Ce vendredi 26 septembre 2025, le Bureau Exécutif National (BEN) du Syndicat Autonome des Enseignants du Moyen et Secondaire du Sénégal (SAEMSS) s’est réuni au siège du syndicat, à Dakar. Au cœur des discussions, l’évaluation du bilan syndical de l’année scolaire 2024-2025, mais surtout la mise en place de stratégies concrètes pour la protection des femmes enseignantes contre le harcèlement et la violence en milieu scolaire, conformément aux dispositions de la Convention 190 de l’Organisation Internationale du Travail (OIT).
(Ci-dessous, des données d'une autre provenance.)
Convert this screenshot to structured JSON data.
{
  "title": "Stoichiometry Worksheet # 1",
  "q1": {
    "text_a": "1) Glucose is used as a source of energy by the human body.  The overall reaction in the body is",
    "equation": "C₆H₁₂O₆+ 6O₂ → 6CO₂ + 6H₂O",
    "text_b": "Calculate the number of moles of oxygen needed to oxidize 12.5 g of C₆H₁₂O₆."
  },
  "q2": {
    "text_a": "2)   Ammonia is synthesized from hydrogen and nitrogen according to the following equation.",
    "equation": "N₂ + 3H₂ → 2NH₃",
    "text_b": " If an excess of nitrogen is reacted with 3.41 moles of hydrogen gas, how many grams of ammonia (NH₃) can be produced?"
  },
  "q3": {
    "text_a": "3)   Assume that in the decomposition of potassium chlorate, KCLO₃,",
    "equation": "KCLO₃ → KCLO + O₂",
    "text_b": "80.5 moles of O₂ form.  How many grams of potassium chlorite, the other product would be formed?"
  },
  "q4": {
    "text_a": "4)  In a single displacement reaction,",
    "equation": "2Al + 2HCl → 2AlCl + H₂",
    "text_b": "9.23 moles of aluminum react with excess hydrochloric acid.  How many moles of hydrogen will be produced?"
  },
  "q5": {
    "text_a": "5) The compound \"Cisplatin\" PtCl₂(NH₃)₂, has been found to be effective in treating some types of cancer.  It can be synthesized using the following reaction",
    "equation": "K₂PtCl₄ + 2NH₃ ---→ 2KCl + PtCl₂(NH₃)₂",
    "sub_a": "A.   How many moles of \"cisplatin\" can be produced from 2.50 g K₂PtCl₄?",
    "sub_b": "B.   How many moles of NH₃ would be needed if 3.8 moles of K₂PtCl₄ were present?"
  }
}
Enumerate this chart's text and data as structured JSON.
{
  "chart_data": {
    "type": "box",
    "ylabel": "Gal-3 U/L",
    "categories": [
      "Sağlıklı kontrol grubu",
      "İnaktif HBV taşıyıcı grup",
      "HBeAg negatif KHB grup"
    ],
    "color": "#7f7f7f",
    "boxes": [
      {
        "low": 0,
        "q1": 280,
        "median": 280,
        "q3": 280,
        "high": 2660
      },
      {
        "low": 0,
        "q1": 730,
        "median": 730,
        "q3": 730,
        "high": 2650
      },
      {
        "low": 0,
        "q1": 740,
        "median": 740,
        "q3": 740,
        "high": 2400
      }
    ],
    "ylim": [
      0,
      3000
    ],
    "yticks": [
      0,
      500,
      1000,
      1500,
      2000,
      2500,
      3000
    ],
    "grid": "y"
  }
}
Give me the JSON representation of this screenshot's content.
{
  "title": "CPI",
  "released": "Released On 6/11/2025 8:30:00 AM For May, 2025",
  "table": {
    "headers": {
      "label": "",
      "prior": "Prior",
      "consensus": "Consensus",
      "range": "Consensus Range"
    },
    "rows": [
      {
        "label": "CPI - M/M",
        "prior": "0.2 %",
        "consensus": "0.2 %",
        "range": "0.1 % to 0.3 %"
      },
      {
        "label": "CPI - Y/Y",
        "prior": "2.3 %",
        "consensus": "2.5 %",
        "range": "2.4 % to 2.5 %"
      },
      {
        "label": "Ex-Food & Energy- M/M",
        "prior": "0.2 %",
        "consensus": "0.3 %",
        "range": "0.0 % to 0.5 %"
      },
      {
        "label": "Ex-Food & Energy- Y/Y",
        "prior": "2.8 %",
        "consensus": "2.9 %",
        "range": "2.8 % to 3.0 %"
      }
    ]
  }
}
Mme Rocky Daba Mbodji, Présidente de la Convention Nationale des Femmes du SAEMSS, a fait une sortie remarquée en revenant sur la quintessence de cette rencontre. Elle a tenu à attirer l’attention sur la situation préoccupante des femmes dans les établissements scolaires sénégalais. « Nous savons aujourd’hui que les dames sont les plus exposées à la violence en milieu scolaire », a-t-elle déclaré, soulignant que l’agression physique et psychologique, ainsi que les actes de harcèlement, sont devenus monnaie courante pour beaucoup d’enseignantes.
Mme Mbodji a également insisté sur l’importance de garantir un environnement de travail sécurisé et stable psychologiquement pour les femmes enseignantes. « Il est essentiel que ces femmes puissent exercer leur fonction dans la dignité et l’épanouissement, surtout dans un contexte où elles sont encore victimes de persécutions, que ce soit sous la forme d’agressions ou de diffamations via les réseaux sociaux. »
Elle a par ailleurs affirmé la position ferme du SAEMSS : le syndicat se joint aux voix des organisations qui demandent au gouvernement sénégalais une rectification effective de la Convention 190, afin que la protection des femmes professionnelles, et particulièrement enseignantes, soit renforcée dans les établissements scolaires.
La présidente a déploré les difficultés quotidiennes auxquelles font face les enseignantes, qu’elle a qualifiées de « gravissimes ». Elle a évoqué des cas d’agressions physiques, de harcèlement psychologique, mais aussi la diffusion malveillante d’images et montages sur leur vie privée, qui portent atteinte à leur image et à leur rôle familial.
Selon Mme Mbodji, la situation alarmante touche toutes les régions du pays, privant ainsi les familles de toute sérénité quant à la sécurité de leurs proches dans les écoles. « Pour un pays comme le Sénégal, il est fondamental de mettre en place toutes les conditions nécessaires pour garantir la sécurité des lieux de travail », a-t-elle insisté.
Autre point sensible soulevé lors de la réunion : l’usage des téléphones portables dans les établissements scolaires. Mme Mbodji a critiqué la position restrictive du ministère de l’Éducation nationale qui interdit l’usage des portables, tout en prônant l’introduction de technologies modernes telles que l’intelligence artificielle dans les apprentissages. « On ne peut pas d’un côté vouloir intégrer ces nouvelles technologies et de l’autre interdire un objet que les élèves possèdent déjà », a-t-elle fait observer. Elle appelle plutôt à la mise en place d’un encadrement réglementé et démocratique de l’utilisation des téléphones dans les écoles et les salles de classe.
En conclusion, le SAEMSS réaffirme sa volonté de faire entendre la voix des enseignants face aux véritables enjeux du système éducatif sénégalais. Les urgences, a rappelé Mme Mbodji, ne se situent pas dans le contrôle des téléphones portables en classe, mais dans la protection des personnels éducatifs et dans l’amélioration globale des conditions de travail.